Staneviciute’s design features Riverside’s water tower, with the sun forming a halo around the peak, as a central motif. Blue and green sun rays form the sky and forming a backdrop to a landscape of trees in the shape of upraised hands, both white and brown.

“The hands represented the student diversity within our community,” Singh said.

In the past, Singh and Muto have relied heavily on the student art club to execute the legacy artwork, and that was the plan in 2020 as well. They projected Staneviciute’s drawing over 130-140 tiles and outlined the design over them. The idea was to have students glaze a section of the mural before those tiles were fired in a kiln.

Then the pandemic hit. Classrooms closed and the project temporarily was shelved.

“You think back to the early days of the pandemic, you’re not sure what you’re allowed to touch,” said Muto. “We were thinking, should we send tiles home to kids? But we didn’t know how safe that was, so that spring it was paused.”

When faculty returned to school for the start of the 2020-21 school year, the prior year’s eighth-graders were gone, so Singh and Muto went to Principal April Mahy and pitched a new approach for getting the mural finished.
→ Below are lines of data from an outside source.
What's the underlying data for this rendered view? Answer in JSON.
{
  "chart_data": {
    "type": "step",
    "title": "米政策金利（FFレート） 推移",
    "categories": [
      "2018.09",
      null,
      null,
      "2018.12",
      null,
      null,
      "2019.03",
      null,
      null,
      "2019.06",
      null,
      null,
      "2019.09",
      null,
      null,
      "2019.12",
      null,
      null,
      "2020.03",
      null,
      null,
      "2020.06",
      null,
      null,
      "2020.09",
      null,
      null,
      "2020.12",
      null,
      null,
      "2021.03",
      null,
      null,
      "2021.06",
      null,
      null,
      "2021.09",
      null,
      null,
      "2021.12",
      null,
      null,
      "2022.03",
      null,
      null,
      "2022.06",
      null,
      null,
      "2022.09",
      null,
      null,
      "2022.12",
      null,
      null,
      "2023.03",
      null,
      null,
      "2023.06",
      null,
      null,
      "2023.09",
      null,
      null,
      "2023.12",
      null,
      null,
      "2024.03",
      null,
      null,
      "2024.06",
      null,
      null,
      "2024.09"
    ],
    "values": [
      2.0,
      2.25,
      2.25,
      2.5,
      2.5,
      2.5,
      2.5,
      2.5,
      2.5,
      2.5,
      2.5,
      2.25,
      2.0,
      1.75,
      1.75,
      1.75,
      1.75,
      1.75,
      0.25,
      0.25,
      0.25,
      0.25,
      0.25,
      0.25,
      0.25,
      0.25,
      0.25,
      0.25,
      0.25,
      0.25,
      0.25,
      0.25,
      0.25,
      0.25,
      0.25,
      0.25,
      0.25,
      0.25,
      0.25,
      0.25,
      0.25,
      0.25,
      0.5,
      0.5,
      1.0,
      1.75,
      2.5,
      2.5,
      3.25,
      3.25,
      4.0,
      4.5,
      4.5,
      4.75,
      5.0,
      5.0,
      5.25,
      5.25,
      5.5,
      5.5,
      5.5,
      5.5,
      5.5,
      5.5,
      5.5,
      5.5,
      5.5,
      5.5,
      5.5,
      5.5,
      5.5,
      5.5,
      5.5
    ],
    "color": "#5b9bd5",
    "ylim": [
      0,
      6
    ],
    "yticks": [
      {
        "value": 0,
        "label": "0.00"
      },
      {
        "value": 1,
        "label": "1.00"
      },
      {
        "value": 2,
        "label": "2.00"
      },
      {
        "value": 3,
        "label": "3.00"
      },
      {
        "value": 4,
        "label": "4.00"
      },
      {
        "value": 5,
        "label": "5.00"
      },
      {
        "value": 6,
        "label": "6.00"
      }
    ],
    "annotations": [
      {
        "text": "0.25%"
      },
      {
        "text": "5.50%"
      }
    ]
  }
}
“That’s when staff and admin and teachers all got involved,” Muto said.

Singh, Muto and Hanke, who was new in the building last year, set about organizing the mural, numbering tiles and pairing them with specific colors of paint – essentially creating a paint-by-numbers assembly line – where teachers could paint as many tiles as they wanted during breaks or at home.

Faculty started glazing the tiles, some of which required multiple layers of color, in January before bringing them back to Singh who would fire them in the kiln. Singh, Muto and Hanke then put the pieces together, with Hanke devising the final element, the hanging mechanism.

“Because the last year and a half was lost, it would have been easy for the school to shelve this,” Hanke said. “It speaks volumes for the teachers and administration to keep this project going. It’s a true celebration and testament to [Mahy’s] vision of community and how Hauser fits into it.”